急いで家に帰ると、昼食を食べる。グレイスと二人で書庫に行った。グレイスを魔法関連の本の場所に案内すると、僕は借りてきた本に目を通した。
その本に書かれていたアンドレアス殿下はおばあちゃんとは対極な人に思えた。理知的で慎重、身分関係なく誰に対しても分け隔てなく接する物腰の柔らかい人。
なんだか破天荒なおばあちゃんとのロマンスが想像できなくて混乱した。僕に恋愛事はまだ早いのかもしれない。

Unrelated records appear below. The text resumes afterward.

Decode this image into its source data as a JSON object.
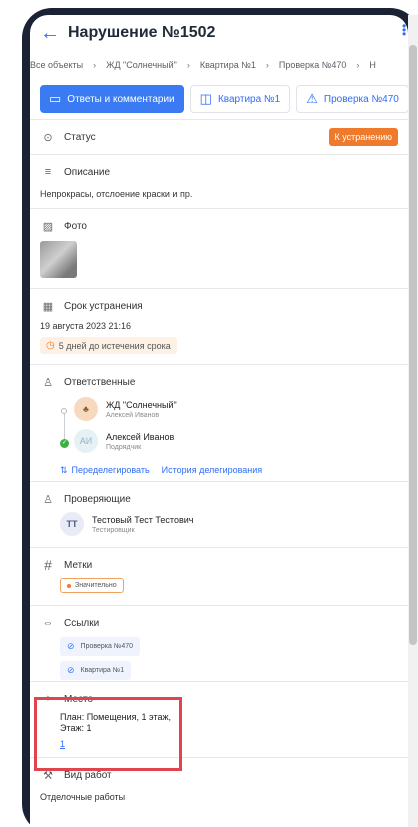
{
  "header": {
    "title": "Нарушение №1502"
  },
  "breadcrumb": [
    "Все объекты",
    "ЖД \"Солнечный\"",
    "Квартира №1",
    "Проверка №470",
    "Н"
  ],
  "tabs": [
    {
      "label": "Ответы и комментарии",
      "icon": "comment-icon"
    },
    {
      "label": "Квартира №1",
      "icon": "apartment-icon"
    },
    {
      "label": "Проверка №470",
      "icon": "inspection-icon"
    }
  ],
  "status": {
    "label": "Статус",
    "value": "К устранению",
    "color": "#f07a2b"
  },
  "description": {
    "label": "Описание",
    "text": "Непрокрасы, отслоение краски и пр."
  },
  "photo": {
    "label": "Фото"
  },
  "deadline": {
    "label": "Срок устранения",
    "date": "19 августа 2023 21:16",
    "remaining": "5 дней до истечения срока"
  },
  "responsible": {
    "label": "Ответственные",
    "people": [
      {
        "name": "ЖД \"Солнечный\"",
        "role": "Алексей Иванов",
        "initials": ""
      },
      {
        "name": "Алексей Иванов",
        "role": "Подрядчик",
        "initials": "АИ"
      }
    ],
    "redelegate": "Переделегировать",
    "history": "История делегирования"
  },
  "inspectors": {
    "label": "Проверяющие",
    "people": [
      {
        "name": "Тестовый Тест Тестович",
        "role": "Тестировщик",
        "initials": "ТТ"
      }
    ]
  },
  "tags": {
    "label": "Метки",
    "items": [
      "Значительно"
    ]
  },
  "links": {
    "label": "Ссылки",
    "items": [
      "Проверка №470",
      "Квартира №1"
    ]
  },
  "place": {
    "label": "Место",
    "text": "План: Помещения, 1 этаж, Этаж: 1",
    "link": "1"
  },
  "work_type": {
    "label": "Вид работ",
    "value": "Отделочные работы"
  }
}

殿下がおばあちゃん達七賢者のみんなと悪徳貴族を潰して回った話がその本には書かれていた。殿下の功績をピックアップして書かれたその本は、同じ事件でもおばあちゃんの本より内容が遥かにおとなしかった。殿下は派手な戦いはしない人だったんだろう。七賢者の頭脳と呼ばれるのも頷ける。
殿下が成人した頃、王の血を引く王子は殿下と現王しか残っていなかった。みんな謎の死を遂げていたんだ。王位継承権がある者ばかりが謎の死を遂げていたことから、誰もが当時側妃腹の王子だった現王がやったのではと噂していた。
みんな現王よりもアンドレアス殿下が王になることを望んでいたが、アンドレアス殿下はおばあちゃんの王宮追放と時を同じくして姿を消した。
その本にはそこまでしか書かれていなかった。本当に、アンドレアス殿下は今どこにいるんだろう。何のために姿を消したのだろう。
他の七賢者は知っているんだろうけど、絶対教えてくれないよね。
僕は本を読み終わってため息をついた。なんだか謎が増えただけで終わった気がする。
おばあちゃんは、アンドレアス殿下の居場所を知っていたのかな。
おばあちゃんはたまに一人で出かけることがあった。昔は気にしなかったけど、もしかしたらアンドレアス殿下に会いに行っていたのかもしれない。うーん謎だ。
僕が唸っていると、グレイスが話しかけてきた。
「アンドレアス殿下のことですか?謎が多いですよね。私も家にあった本は全て読んだけど、どうして行方不明になっているのか全く分からないんです」
生きているのかな、生きているなら会ってみたいな。おばあちゃんの話が聞きたい。
僕がそう言うと、グレイスは笑った。
「アンドレアス殿下とネリー様の恋物語はとても素敵ですもんね。お互いが強い絆で結ばれている感じがして。殿下の目で見たネリー様はどんなだったのか、私も聞いてみたいです」
それからは二人でしばらく七賢者について語り合った。おばあちゃんの話ができるのはとても嬉しい。
おばあちゃん、おばあちゃんの恋人は謎だらけで、僕にはさっぱり分からないや。
いつか会える日が来るのかな。来るといいな。